A Renewed Push to Hook Companies for Counterparties’ Actions

Investor advocates prod for expanding which companies can be considered primarily responsible for securities fraud. But opponents say a change in law would raise the cost of doing business.

Plaintiffs’ lawyers disagree. In recent years, the Supreme Court “has taken an excessively narrow and constricted view of liability for secondary actors,” according to Ira Schochet, a partner at Labaton Sucharow and president of the National Association of Shareholder and Consumer Attorneys. His nonprofit organization supports the SEC’s recent amicus brief and Specter’s bill. The most recent Supreme Court decision on the issue, StoneRidge v. Scientific Atlanta, allows corporations’ gatekeepers to “effectively be immune from legitimate claims by injured investors,” the group asserts.
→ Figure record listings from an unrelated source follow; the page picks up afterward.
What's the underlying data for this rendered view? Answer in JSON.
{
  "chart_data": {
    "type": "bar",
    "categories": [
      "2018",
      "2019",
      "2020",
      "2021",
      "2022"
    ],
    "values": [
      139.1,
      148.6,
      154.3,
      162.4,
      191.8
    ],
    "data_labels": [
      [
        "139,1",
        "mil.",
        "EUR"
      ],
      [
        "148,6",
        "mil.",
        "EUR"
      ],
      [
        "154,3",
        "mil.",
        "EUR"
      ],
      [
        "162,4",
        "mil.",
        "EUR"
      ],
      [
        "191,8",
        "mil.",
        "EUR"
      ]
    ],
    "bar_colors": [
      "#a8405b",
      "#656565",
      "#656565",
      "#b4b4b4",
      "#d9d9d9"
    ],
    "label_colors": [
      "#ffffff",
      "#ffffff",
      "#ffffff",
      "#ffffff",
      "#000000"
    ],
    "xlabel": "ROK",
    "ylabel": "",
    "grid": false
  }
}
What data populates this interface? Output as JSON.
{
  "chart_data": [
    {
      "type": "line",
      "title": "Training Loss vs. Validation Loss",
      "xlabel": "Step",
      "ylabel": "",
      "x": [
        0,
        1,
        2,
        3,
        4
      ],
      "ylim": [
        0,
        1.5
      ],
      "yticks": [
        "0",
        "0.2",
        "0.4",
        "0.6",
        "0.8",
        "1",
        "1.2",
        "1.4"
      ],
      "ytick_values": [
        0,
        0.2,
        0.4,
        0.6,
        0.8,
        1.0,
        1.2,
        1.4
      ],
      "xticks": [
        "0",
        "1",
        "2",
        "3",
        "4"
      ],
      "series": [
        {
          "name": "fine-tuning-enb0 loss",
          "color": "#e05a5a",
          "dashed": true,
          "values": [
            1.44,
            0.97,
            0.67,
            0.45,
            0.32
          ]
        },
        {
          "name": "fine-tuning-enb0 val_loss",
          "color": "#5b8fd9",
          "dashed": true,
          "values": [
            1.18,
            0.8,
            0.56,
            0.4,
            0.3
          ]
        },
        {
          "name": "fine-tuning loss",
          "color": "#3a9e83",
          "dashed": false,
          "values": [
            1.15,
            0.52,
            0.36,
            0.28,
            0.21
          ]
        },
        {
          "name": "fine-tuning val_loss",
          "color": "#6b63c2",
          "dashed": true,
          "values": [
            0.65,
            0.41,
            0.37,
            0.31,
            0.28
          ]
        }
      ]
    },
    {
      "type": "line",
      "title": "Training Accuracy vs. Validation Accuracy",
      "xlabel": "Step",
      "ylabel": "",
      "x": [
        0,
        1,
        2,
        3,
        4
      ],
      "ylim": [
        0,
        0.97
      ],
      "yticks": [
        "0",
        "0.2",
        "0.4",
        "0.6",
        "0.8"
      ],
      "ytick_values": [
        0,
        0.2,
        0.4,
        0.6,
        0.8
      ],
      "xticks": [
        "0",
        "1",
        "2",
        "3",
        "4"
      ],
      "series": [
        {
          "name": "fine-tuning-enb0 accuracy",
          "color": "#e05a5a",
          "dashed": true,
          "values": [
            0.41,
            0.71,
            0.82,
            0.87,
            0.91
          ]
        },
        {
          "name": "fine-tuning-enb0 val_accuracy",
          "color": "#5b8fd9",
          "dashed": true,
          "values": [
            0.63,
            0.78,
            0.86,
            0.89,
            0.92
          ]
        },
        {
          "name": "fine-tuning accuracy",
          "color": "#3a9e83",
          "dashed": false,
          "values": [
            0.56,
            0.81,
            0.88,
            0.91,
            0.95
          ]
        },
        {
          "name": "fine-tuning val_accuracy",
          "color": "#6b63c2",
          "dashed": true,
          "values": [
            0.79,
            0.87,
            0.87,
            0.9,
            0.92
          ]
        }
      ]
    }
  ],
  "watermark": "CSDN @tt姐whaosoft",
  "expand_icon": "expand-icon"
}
In StoneRidge, the judges decided earlier this year that business partners of Charter Communications could not be held culpable for the cable company’s sham transactions because they had not themselves issued any publicly disseminated statements that could have misled investors. That case made moot the Enron investors’ suit against the banks accused of helping the now-collapsed energy giant misrepresent its financial health.

As it is, wrongdoers convicted of fraudulent activities don’t necessarily have to pay up in civil court — as long as they can show they merely aided and abetted the fraud, but were not the primary culprit in the wrongdoing. For instance, Collins, the Mayer Brown partner in the Refco case, is awaiting sentencing after being found guilty of conspiracy and securities-fraud charges last month. However, in the civil case, the judge ruled Collins cannot be sued by Refco investors that accuse him of helping the firm hide critical financial data from investors.

Collins was found guilty of drafting misleading information that was published in Refco’s financial reports. While he wrote the text, investors did not know he wrote it, and therefore weren’t fooled by him, in the eyes of the court. Collins’s attorney did not respond to CFO.com’s request for comment. In a statement to CFO.com, Mayer Brown noted “that the SEC’s brief states explicitly that it is not arguing for either affirmance or reversal of [the judge's] decision.” In addition, the SEC is not asking the lower court to reconsider its dismissal of the law firm from the case.

The Private Securities Litigation Reform Act of 1995 is often cited in these cases, as it aims to limit frivolous lawsuits involving securities laws. Essentially, the act allows private litigants to sue only if they can prove the accused company did more than just aid and abet the wrongdoing. On the other hand, the SEC can take up their cause by collecting damages from those aiding and abetting the fraud.

However, the SEC has continually reminded the courts that private litigation cases still have a purpose “because they supplement the civil law enforcement actions the Commission brings,” the regulator wrote in its amicus brief last week, siding with the Refco investors.

The SEC noted that the lower court’s judge, Gerard Lynch, had too narrowly interpreted the rules. “In the Commission’s view, attribution of a false or misleading statement to a person is only one means by which that person can create the statement and thus be a primary violator,” the commission’s attorneys wrote.

Unlike Lynch, the SEC believes a person who creates a misstatement could be considered a primary violator even if investors did not know who made the misstatement (such as in anonymous online postings or, in the case at hand, a lawyer who drafts the management’s discussion and analysis text in a financial filing).

However, Lynch apparently thought his hands were tied. In his opinion on the Refco case earlier this year, the judge noted that the high court and Congress “have declined to provide a private right of action for victims of securities fraud against those who merely — if otherwise substantially and culpably — aid a fraud that is executed by others.”

Lynch further suggested that the issue should be raised again. He called it “perhaps dismaying” that people who have participated in a fraudulent scheme could be convicted but do not have to pay damages to their victims. Citing the U.S. Code, he wrote, “In the criminal context when the Godfather orders a hit, he is only an accomplice to murder — one who ‘counsels, commands, induces, or procures’ — but he is nonetheless liable as a principal for the commission for the crime.”